El presidente Yrigoyen convocó a Varela
por segunda vez y lo autorizó a utilizar «medidas extremas» para doblegar a los
huelguistas. El coronel desembarcó en Punta Loyola el 11 de noviembre de 1921 y
empezó a requisar caballos. Interpretó sus instrucciones como un permiso tácito
para desencadenar un baño de sangre, pero como el Congreso había abolido la
pena de muerte, él y sus oficiales debieron exagerar el potencial de los
chilotes, describiéndolos como «fuerzas militares, perfectamente armadas y
mejor provistas aún de municiones, enemigas del país donde viven». Arguyeron
que Chile había instigado la huelga, y cuando capturaron a un anarquista ruso
con una libreta llena de caracteres cirílicos, la interpretaron como la prueba
de que ésa era la mano roja de Moscú.
Los huelguistas se dispersaron sin
combatir. No estaban bien pertrechados y ni siquiera sabían usar las armas que
tenían. El ejército difundió comunicados sobre enfrentamientos armados y
arsenales capturados.

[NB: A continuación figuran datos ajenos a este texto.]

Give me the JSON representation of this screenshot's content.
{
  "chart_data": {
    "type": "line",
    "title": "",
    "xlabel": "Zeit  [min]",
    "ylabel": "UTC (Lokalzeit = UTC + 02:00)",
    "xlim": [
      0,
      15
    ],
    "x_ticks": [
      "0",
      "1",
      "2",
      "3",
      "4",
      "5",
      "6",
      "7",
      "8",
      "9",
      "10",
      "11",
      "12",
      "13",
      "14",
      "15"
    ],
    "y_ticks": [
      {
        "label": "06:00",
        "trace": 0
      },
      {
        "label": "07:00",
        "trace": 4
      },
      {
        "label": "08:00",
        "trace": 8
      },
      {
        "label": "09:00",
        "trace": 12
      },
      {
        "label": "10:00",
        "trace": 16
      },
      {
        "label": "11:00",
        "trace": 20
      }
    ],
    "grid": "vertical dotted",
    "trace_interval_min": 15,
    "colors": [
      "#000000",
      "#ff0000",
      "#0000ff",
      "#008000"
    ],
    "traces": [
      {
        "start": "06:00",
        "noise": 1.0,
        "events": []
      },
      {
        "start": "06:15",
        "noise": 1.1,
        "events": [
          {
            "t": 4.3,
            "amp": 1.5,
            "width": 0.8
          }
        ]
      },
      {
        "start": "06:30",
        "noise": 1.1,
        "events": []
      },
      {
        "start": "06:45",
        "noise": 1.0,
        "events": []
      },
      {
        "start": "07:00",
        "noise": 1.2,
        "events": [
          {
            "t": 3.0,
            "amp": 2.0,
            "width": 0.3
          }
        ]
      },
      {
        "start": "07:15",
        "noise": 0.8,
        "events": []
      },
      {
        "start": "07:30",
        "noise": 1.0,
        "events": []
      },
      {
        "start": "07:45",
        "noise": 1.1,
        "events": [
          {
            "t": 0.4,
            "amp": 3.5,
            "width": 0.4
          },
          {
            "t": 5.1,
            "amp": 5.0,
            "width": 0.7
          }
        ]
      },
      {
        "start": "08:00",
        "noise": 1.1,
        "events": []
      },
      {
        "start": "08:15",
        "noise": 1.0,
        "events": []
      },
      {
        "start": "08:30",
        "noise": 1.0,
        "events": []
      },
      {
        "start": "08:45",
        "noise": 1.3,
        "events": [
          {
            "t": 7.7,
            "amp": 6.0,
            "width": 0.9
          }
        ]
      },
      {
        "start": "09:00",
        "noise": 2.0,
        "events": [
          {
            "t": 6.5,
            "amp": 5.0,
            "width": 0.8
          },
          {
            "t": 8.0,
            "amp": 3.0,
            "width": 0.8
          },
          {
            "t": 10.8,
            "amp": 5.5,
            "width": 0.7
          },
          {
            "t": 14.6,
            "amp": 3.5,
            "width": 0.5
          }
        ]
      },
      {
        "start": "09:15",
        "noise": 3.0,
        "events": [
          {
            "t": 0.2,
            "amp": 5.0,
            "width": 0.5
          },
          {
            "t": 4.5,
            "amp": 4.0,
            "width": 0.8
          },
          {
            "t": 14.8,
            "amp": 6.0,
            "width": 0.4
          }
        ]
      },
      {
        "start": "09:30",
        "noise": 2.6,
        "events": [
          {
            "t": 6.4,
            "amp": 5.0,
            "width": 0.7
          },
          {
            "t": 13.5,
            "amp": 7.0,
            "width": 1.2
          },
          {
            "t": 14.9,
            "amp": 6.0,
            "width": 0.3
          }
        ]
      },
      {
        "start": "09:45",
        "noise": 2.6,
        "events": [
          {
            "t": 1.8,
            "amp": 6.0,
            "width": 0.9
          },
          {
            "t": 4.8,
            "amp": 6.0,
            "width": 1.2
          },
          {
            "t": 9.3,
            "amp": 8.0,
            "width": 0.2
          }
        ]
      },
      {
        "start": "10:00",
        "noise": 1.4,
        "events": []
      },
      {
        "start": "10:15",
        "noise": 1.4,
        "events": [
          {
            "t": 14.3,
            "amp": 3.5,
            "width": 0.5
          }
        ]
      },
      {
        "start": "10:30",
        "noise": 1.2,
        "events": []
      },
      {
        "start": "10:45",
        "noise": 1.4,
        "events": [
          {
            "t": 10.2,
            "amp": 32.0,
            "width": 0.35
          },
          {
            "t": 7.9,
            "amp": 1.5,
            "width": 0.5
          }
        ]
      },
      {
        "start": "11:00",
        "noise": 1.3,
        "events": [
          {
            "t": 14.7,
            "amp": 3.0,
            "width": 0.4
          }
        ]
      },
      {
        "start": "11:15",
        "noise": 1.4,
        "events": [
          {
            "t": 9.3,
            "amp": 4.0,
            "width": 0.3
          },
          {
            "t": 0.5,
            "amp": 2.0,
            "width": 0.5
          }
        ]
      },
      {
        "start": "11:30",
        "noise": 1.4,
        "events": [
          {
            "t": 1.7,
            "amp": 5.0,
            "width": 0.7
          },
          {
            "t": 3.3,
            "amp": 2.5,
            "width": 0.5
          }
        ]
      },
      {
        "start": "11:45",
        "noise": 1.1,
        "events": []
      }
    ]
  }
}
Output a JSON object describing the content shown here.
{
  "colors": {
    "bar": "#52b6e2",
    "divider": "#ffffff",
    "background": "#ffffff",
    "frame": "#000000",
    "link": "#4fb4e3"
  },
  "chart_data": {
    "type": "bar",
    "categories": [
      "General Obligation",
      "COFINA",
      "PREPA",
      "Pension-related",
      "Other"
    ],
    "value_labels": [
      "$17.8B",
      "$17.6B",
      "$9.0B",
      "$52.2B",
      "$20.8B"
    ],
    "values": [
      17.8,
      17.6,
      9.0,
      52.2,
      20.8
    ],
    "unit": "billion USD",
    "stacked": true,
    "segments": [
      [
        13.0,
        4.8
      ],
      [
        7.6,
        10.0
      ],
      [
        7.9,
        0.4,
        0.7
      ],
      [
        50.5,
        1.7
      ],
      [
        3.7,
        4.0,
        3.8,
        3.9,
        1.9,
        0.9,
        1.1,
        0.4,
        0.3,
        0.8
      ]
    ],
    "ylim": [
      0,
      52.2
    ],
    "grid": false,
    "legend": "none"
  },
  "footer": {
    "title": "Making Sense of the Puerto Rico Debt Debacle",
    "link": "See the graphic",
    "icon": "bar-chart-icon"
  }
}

Pero el Magellan Times publicó por única vez una
información veraz: «Varias bandas de rebeldes se han rendido, al descubrir que
la suya era una causa perdida, y los malos elementos que se contaban entre sus
miembros han sido fusilados».
En cinco oportunidades distintas los
soldados consiguieron que los huelguistas capitularan, tras prometerles que les
respetarían la vida. En las cinco, los fusilamientos comenzaron después.
Ejecutaron a Outerelo y Argüelles. Varela mató a Facón Grande en la estación
Jaramillo, dos días después de que lo hubieran dado por muerto en combate.
Fusilaban a centenares de hombres que caían en las tumbas que ellos mismos
habían cavado, o los acribillaban y apilaban los cadáveres sobre hogueras del
arbusto llamado «mata negra», de modo que el olor de la carne quemada y la
resina de madera se esparcía por las pampas.”
Bruce Chatwin. En la Patogonia. Muchnik Editores.